# Drug test heads up



## ston-loc (Nov 9, 2011)

It's been atleast 3-4 years since my last random drug test for work, so maybe I'm out of the loop as to what's normal now a days. Any test I've ever taken was a piss test.
So the wife is starting a new job, and was hesitant about her drug test today. She doesn't smoke much, and has definitely been long enough for herb, but she'll partake in a vicodin here and there. Long story short, she went to the new jobs office today to fill out paperwork, expecting to be sent to a different facility to do the drug test. NO. The HR chick opens her desk and pulls out a kit. Saliva swabs her on the spot. They sit there for minutes watching the thing process and she passed. Has anyone else ever heard of this? She'd have been SOL if she got Quickfix, or anything else, if she thought she wouldn't pass. 
Just a heads up for anyone else going to new job drug tests.


----------



## Old_SSSC_Guy (Nov 10, 2011)

the new saliva drug tests are getting common and are supposed to be easiest to beat.  i know a heavy smoker who got past one recently using mouthwash and hydrogen peroxide.


----------



## powerplanter (Nov 10, 2011)

They are cheaper as well, for the company I mean.  I've never takin one but they say it is easier to beat.


----------



## Mutt (Nov 10, 2011)

ston-loc said:
			
		

> It's been atleast 3-4 years since my last random drug test for work, so maybe I'm out of the loop as to what's normal now a days.

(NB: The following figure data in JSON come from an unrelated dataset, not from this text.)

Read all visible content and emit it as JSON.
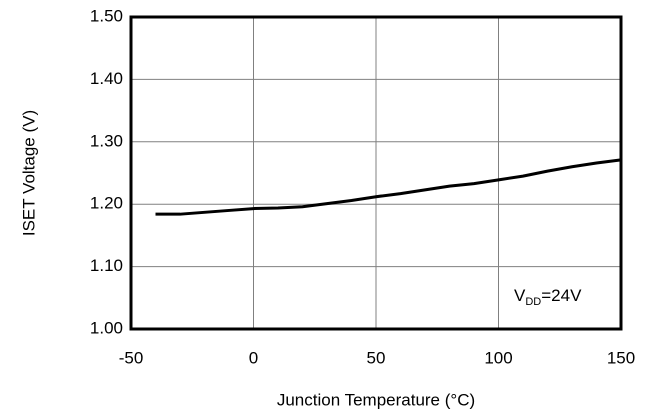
{
  "chart_data": {
    "type": "line",
    "x_label": "Junction Temperature (°C)",
    "y_label": "ISET Voltage (V)",
    "annotation": [
      "V",
      "DD",
      "=24V"
    ],
    "x": [
      -40,
      -30,
      -20,
      -10,
      0,
      10,
      20,
      30,
      40,
      50,
      60,
      70,
      80,
      90,
      100,
      110,
      120,
      130,
      140,
      150
    ],
    "series": [
      {
        "color": "#000000",
        "values": [
          1.184,
          1.184,
          1.187,
          1.19,
          1.193,
          1.194,
          1.196,
          1.201,
          1.206,
          1.212,
          1.217,
          1.223,
          1.229,
          1.233,
          1.239,
          1.245,
          1.253,
          1.26,
          1.266,
          1.271
        ]
      }
    ],
    "xlim": [
      -50,
      150
    ],
    "xticks": [
      -50,
      0,
      50,
      100,
      150
    ],
    "ylim": [
      1.0,
      1.5
    ],
    "yticks": [
      {
        "value": 1.0,
        "label": "1.00"
      },
      {
        "value": 1.1,
        "label": "1.10"
      },
      {
        "value": 1.2,
        "label": "1.20"
      },
      {
        "value": 1.3,
        "label": "1.30"
      },
      {
        "value": 1.4,
        "label": "1.40"
      },
      {
        "value": 1.5,
        "label": "1.50"
      }
    ],
    "grid": true
  }
}
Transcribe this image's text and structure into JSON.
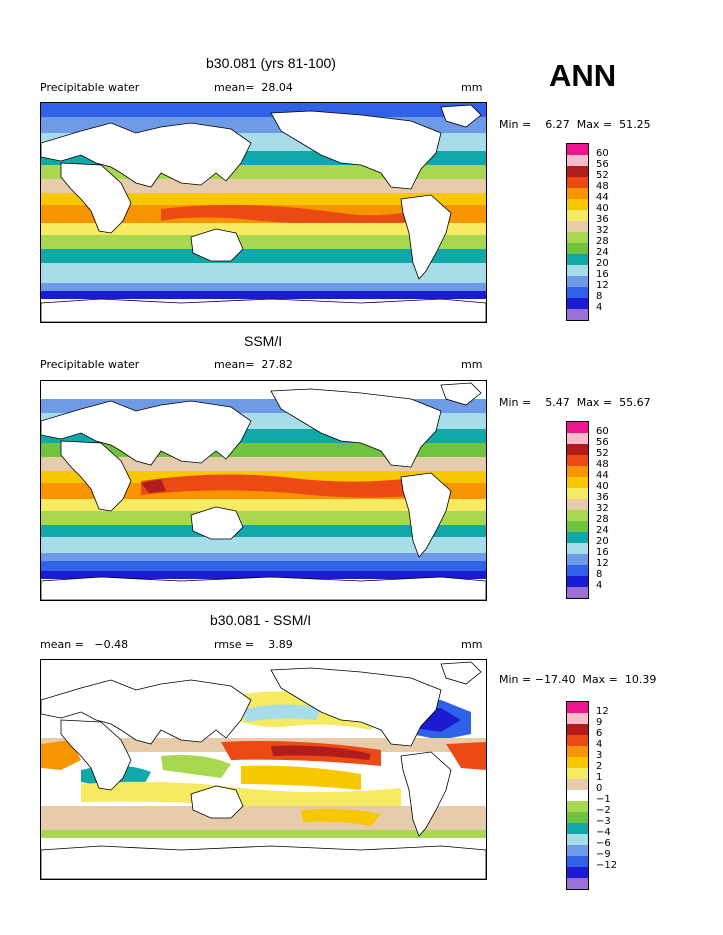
{
  "season": "ANN",
  "panels": [
    {
      "id": "model",
      "title": "b30.081 (yrs 81-100)",
      "left_label": "Precipitable water",
      "stat_label": "mean=  28.04",
      "units": "mm",
      "minmax": "Min =    6.27  Max =  51.25",
      "legend_colors": [
        "#9b6fd6",
        "#1b1bd1",
        "#2f62e8",
        "#6e9be8",
        "#a6dde8",
        "#10a8a8",
        "#6fc33e",
        "#a8d850",
        "#e6ccaa",
        "#f7ea63",
        "#f7c700",
        "#f79400",
        "#ec4a14",
        "#b11c1c",
        "#f6bccb",
        "#ec168f"
      ],
      "legend_ticks": [
        "4",
        "8",
        "12",
        "16",
        "20",
        "24",
        "28",
        "32",
        "36",
        "40",
        "44",
        "48",
        "52",
        "56",
        "60"
      ]
    },
    {
      "id": "obs",
      "title": "SSM/I",
      "left_label": "Precipitable water",
      "stat_label": "mean=  27.82",
      "units": "mm",
      "minmax": "Min =    5.47  Max =  55.67",
      "legend_colors": [
        "#9b6fd6",
        "#1b1bd1",
        "#2f62e8",
        "#6e9be8",
        "#a6dde8",
        "#10a8a8",
        "#6fc33e",
        "#a8d850",
        "#e6ccaa",
        "#f7ea63",
        "#f7c700",
        "#f79400",
        "#ec4a14",
        "#b11c1c",
        "#f6bccb",
        "#ec168f"
      ],
      "legend_ticks": [
        "4",
        "8",
        "12",
        "16",
        "20",
        "24",
        "28",
        "32",
        "36",
        "40",
        "44",
        "48",
        "52",
        "56",
        "60"
      ]
    },
    {
      "id": "diff",
      "title": "b30.081 - SSM/I",
      "left_label": "mean =   −0.48",
      "stat_label": "rmse =    3.89",
      "units": "mm",
      "minmax": "Min = −17.40  Max =  10.39",
      "legend_colors": [
        "#9b6fd6",
        "#1b1bd1",
        "#2f62e8",
        "#6e9be8",
        "#a6dde8",
        "#10a8a8",
        "#6fc33e",
        "#a8d850",
        "#ffffff",
        "#e6ccaa",
        "#f7ea63",
        "#f7c700",
        "#f79400",
        "#ec4a14",
        "#b11c1c",
        "#f6bccb",
        "#ec168f"
      ],
      "legend_ticks": [
        "−12",
        "−9",
        "−6",
        "−4",
        "−3",
        "−2",
        "−1",
        "0",
        "1",
        "2",
        "3",
        "4",
        "6",
        "9",
        "12"
      ]
    }
  ],
  "chart_data": [
    {
      "type": "heatmap",
      "title": "b30.081 (yrs 81-100)",
      "variable": "Precipitable water",
      "units": "mm",
      "mean": 28.04,
      "min": 6.27,
      "max": 51.25,
      "contour_levels": [
        4,
        8,
        12,
        16,
        20,
        24,
        28,
        32,
        36,
        40,
        44,
        48,
        52,
        56,
        60
      ]
    },
    {
      "type": "heatmap",
      "title": "SSM/I",
      "variable": "Precipitable water",
      "units": "mm",
      "mean": 27.82,
      "min": 5.47,
      "max": 55.67,
      "contour_levels": [
        4,
        8,
        12,
        16,
        20,
        24,
        28,
        32,
        36,
        40,
        44,
        48,
        52,
        56,
        60
      ]
    },
    {
      "type": "heatmap",
      "title": "b30.081 - SSM/I",
      "units": "mm",
      "mean": -0.48,
      "rmse": 3.89,
      "min": -17.4,
      "max": 10.39,
      "contour_levels": [
        -12,
        -9,
        -6,
        -4,
        -3,
        -2,
        -1,
        0,
        1,
        2,
        3,
        4,
        6,
        9,
        12
      ]
    }
  ]
}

Any test I've ever taken was a piss test.
> So the wife is starting a new job, and was hesitant about her drug test today. She doesn't smoke much, and has definitely been long enough for herb, but she'll partake in a vicodin here and there. Long story short, she went to the new jobs office today to fill out paperwork, expecting to be sent to a different facility to do the drug test. NO. The HR chick opens her desk and pulls out a kit. Saliva swabs her on the spot. They sit there for minutes watching the thing process and she passed. Has anyone else ever heard of this? She'd have been SOL if she got Quickfix, or anything else, if she thought she wouldn't pass.
> Just a heads up for anyone else going to new job drug tests.



I love swab tests. They really just check if you have been under the influence recently like the past 24hrs. not like blood and urine that go back weeks. I think that is a fair test, even though I am completely against random testing and testing should only happen by court order, such as work place accident, or car accident
.


----------



## oregonduck76 (Nov 29, 2011)

economy is messing with tests too, i think companys go with the janky dt facilities now. i think shits easier now than back in the day (b4 economy crash)


----------



## pcduck (Nov 29, 2011)

looks like somebody needs to read the rules...od76


----------



## oregonduck76 (Nov 30, 2011)

?????


----------



## pcduck (Nov 30, 2011)

oregonduck76 said:
			
		

> ?????




Cussing and swearing is not allowed on this forum. This is the very first rule.


----------



## 7thG (Dec 1, 2011)

The saliva swab is level 1 stuff. The only thing they catch, is people off guard, crazy easy to pass.


----------